1. Once a suitable target is found for these short-term large investment funds, they will enter in large numbers to make their prices rise rapidly. When it reaches the satisfaction point of short-term profit, it will sell and withdraw in large quantities. Therefore, these commodities that have been hyped by hot money often show a phenomenon of skyrocketing and plummeting, which may cause instability in the financial market at least, and cause regional or even global financial turmoil at worst.

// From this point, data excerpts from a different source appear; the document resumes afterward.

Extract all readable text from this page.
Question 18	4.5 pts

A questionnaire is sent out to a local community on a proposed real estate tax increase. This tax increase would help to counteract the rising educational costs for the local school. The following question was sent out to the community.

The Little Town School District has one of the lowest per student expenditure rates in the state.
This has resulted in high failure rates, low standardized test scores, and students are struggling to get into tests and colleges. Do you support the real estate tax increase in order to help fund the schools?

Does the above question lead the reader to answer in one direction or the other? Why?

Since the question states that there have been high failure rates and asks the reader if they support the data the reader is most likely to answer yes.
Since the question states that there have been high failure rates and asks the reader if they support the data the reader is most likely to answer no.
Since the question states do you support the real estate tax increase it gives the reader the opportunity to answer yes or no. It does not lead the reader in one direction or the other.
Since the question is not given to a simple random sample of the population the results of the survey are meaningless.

2. Increase the instability of the international financial market and easily lead to financial crises. For example, in the Southeast Asian financial crisis that broke out in 1997, under the impact of the international hot money “quantum fund” headed by Soros, Thailand was forced to announce a sharp depreciation of the Thai baht, and abolished the fixed exchange rate system between the Thai baht and the US dollar to implement free floating, which plunged Thailand into a financial crisis. 

3. Distort the price of a country’s stock market, fluctuate violently, and be more affected by the international securities market. The frequent inflow and outflow of hot money magnifies the volatility of the stock market and investment risks, which is not conducive to the stable and healthy development of the securities market.

4. Weaken the effectiveness of a country’s monetary policy. The inflow of hot money weakens the independence and initiative of a country’s monetary policy to a certain extent. Hot money inflows are often inconsistent with the direction and goals of monetary policy. What’s more, it poses a challenge to the effectiveness of capital control, and has a negative impact on macroeconomic regulation and control, the expected effect of monetary policy, and sustainability.

5. Hot money can also lead to bubbles. When there are a large number of investors in the market who are investing a lot of money, the price will start to soar, but this is not the real value, but just an illusion of the market. When this goes on, it will lead to a big crash, and a lot of people will be hurt because of it.